Aside from the relatively high melting temperature, ABS has fairly similar thermal properties to other thermoplastic materials. However, these thermal properties can also introduce complications for the 3D printing process.

The challenges of 3D printing with ABS

ABS has earned quite a reputation as a difficult filament. Many 3D printing professionals considered it the gateway to high-temperature 3D printing, mostly because it takes a considerable level of skill to build perfect ABS projects.

The common problem encountered when working with ABS is warping. This typically manifests as the first few layers of the print lifting from the print bed. This severely reduces bed adhesion, diminishes the dimensional accuracy of the print, and makes the finished product less appealing visually.

The problem with warping can be mostly associated with its high melting temperature. Since ABS needs to be heated to high temperatures, it is cooled down very rapidly the moment that it exits the hot end nozzle. This rapid cooling results in a quick accumulation of thermal stress in the 3D-printed part.

Thermal stress is accumulated as the ABS contracts during cooling. At some point, this thermal stress builds up to the point that it overcomes the adhesive forces that are holding the print’s base layer in place.

To be fair, ABS is hardly the only filament that exhibits this behavior, neither is it the most difficult material to work with. Filaments that print at very high temperatures, such as PEEK, are a lot more problematic. Polypropylene is also highly prone to warping but because of different reasons such as low surface energy and a highly crystalline structure.

Mitigating the issues of ABS often just involves enhancing bed adhesion and slowing down the rate of cooling. The best way to do this is to use a heated bed, apply an appropriate adhesive to the bed, disable the cooling fan, and place an enclosure around the print chamber. This might seem like a lot of work, but the benefits of print with ABS are usually worth the extra effort.

Comparing ABS with other 3D printing filaments


ABS is one of the two most popular filaments in 3D printing. The other one, PLA, prints at a much lower temperature of about 180 °C but is much easier to work with. Another fairly popular 3D printing filament is PETG, which melts at a temperature comparable to ABS – from 230 to 260 °C.

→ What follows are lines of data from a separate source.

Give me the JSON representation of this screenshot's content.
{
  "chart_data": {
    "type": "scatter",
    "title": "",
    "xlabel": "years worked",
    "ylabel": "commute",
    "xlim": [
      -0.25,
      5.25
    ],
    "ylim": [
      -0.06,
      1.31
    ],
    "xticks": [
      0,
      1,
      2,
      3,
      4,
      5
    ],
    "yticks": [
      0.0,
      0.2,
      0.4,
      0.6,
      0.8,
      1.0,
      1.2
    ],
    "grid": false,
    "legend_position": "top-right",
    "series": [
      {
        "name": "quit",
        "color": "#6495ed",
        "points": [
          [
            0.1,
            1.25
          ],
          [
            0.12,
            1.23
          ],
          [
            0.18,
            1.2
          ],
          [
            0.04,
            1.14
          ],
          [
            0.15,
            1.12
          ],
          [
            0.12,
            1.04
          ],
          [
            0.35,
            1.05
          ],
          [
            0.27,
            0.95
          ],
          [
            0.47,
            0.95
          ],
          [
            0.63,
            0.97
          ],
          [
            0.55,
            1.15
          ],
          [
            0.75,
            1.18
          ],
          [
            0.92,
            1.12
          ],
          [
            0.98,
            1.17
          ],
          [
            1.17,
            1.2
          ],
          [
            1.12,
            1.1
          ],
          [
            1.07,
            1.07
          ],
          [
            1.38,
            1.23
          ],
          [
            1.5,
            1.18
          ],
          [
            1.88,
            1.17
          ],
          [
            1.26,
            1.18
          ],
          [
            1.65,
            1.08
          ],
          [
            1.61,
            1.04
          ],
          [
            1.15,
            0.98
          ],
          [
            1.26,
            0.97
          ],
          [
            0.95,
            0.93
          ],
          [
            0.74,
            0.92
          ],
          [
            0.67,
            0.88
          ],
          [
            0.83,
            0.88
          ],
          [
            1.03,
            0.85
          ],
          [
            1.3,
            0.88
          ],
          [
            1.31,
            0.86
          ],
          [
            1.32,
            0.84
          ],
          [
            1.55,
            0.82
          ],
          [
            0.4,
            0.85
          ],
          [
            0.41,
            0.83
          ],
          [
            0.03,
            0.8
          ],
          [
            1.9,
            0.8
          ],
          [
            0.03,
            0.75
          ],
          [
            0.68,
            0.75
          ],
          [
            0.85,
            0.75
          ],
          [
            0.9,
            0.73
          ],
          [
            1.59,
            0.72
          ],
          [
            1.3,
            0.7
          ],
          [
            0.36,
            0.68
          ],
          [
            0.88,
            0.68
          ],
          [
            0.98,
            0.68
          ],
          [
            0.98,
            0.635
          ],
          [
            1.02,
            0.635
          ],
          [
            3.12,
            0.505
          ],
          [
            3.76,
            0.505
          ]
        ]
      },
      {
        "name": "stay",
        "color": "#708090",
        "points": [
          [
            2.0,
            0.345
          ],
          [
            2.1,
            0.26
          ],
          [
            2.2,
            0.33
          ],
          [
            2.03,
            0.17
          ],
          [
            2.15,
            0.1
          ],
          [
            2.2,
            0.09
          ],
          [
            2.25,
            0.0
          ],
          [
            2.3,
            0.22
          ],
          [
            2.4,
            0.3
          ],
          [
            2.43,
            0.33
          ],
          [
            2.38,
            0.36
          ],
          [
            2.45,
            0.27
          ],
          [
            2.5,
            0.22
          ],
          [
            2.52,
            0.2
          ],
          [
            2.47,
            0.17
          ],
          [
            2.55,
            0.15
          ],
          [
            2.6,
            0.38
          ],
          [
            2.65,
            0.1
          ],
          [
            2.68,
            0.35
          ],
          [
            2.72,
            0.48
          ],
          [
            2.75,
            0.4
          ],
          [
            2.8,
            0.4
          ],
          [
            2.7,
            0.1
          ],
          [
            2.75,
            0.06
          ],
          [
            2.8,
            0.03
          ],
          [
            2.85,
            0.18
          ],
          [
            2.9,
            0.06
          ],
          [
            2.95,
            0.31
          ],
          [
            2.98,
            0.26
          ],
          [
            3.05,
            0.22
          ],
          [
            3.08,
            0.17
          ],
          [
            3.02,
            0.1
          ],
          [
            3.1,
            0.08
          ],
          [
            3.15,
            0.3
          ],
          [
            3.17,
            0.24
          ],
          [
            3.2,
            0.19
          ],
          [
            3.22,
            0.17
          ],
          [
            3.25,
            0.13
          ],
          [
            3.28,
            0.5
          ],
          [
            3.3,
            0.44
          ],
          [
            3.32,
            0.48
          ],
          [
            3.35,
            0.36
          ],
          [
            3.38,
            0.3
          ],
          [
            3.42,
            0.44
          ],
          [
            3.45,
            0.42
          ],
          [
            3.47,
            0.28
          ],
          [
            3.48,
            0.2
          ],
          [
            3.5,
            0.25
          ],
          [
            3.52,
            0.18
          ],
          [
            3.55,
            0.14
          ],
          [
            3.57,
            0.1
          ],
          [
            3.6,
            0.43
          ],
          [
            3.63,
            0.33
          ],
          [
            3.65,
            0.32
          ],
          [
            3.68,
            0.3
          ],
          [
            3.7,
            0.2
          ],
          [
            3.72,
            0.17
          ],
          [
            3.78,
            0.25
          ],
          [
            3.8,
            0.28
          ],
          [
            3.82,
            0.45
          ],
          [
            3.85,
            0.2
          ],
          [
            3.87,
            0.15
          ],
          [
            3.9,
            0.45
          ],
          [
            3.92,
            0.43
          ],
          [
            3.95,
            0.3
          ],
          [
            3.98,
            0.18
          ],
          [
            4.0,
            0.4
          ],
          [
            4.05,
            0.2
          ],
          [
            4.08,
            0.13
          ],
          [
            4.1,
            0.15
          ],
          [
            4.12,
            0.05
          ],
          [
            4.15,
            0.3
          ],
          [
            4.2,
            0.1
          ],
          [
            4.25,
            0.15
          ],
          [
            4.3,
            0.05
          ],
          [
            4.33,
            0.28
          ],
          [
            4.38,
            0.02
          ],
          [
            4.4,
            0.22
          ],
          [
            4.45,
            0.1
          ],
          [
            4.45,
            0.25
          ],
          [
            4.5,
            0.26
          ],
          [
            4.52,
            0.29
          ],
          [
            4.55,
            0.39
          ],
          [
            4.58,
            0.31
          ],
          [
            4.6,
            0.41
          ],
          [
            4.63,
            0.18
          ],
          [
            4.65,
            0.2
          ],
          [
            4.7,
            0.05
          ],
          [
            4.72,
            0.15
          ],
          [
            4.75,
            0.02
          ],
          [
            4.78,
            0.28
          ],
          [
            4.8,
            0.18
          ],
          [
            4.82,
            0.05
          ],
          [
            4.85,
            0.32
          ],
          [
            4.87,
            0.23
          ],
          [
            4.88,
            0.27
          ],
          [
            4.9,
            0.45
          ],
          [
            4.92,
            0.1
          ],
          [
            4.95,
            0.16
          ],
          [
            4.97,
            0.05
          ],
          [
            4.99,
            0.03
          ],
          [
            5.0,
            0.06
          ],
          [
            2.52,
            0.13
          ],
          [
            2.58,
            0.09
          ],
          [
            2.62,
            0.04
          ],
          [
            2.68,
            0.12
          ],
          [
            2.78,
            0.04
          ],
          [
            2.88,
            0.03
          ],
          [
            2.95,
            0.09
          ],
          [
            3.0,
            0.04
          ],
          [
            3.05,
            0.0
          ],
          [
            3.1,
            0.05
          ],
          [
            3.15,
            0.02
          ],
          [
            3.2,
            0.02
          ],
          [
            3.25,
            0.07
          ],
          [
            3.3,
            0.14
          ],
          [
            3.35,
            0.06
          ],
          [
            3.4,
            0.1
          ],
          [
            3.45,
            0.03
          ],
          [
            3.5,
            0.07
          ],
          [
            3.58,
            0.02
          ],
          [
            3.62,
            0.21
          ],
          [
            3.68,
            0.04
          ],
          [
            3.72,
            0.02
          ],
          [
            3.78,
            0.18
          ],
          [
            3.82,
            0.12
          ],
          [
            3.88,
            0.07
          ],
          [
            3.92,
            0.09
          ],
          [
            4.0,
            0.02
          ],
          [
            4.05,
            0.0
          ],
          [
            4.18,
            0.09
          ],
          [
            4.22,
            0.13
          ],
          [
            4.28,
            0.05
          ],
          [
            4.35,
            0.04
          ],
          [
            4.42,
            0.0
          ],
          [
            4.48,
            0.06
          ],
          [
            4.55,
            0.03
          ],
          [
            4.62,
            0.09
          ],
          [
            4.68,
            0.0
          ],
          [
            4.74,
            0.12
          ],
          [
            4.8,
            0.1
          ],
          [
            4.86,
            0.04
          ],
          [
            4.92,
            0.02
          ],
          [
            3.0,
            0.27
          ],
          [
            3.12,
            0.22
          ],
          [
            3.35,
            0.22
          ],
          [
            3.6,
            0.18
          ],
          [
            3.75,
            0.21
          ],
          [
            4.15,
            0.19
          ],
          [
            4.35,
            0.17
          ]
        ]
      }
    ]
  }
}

One of the things that makes ABS an ideal 3D printing material is its high glass transition temperature of 105 °C. This means that an ABS print will not deform even at the standard temperature at which water starts to boil. This is much higher than the glass transition temperature of PLA (65 °C) and PETG (85 °C). If you want to create a 3D printed project that can withstand a temperature of 100 C, then ABS is probably your most accessible option.

There are several alternatives to ABS for high-temperature 3D printing, although these filaments are not so commonly used. Examples include Nylon (260 to 280 °C), Polycarbonate (265 to 300 °C), Amphora (240 to 260 °C), and PEEK (360 to 400 °C). Each one of these filaments has even better thermal stability than ABS, but they are also prone to heavy warping.

A special point of comparison is polypropylene (PP). PP prints between 210 to 230 °C, a range that is almost the same as that of ABS. However, PP is considered one of the most difficult filaments in 3D printing. The semi-crystalline structure of PP makes it less able to redistribute thermal stress as the material cools. Coupled with poor bed adhesion, PP is a material that takes warping to a whole new level.

Final thoughts

ABS is one of the more well-known filaments in 3D printing. It is also quite notorious as a difficult filament, although it is far from being the most difficult. One cannot question the usefulness of ABS -it is one of the most widely used high-performance plastics today.

The high melting temperature of ABS is one of its most distinguishing characteristics. This gives ABS its distinct thermal stability. However, it also introduces warping into the equation. This is not a problem that is unique with ABS – all filaments that print at high temperatures pose this challenge. If you want to make 3D prints that can withstand extreme temperatures, then you are going to have to learn how to deal with warping.

Warning; 3D printers should never be left unattended. They can pose a firesafety hazard.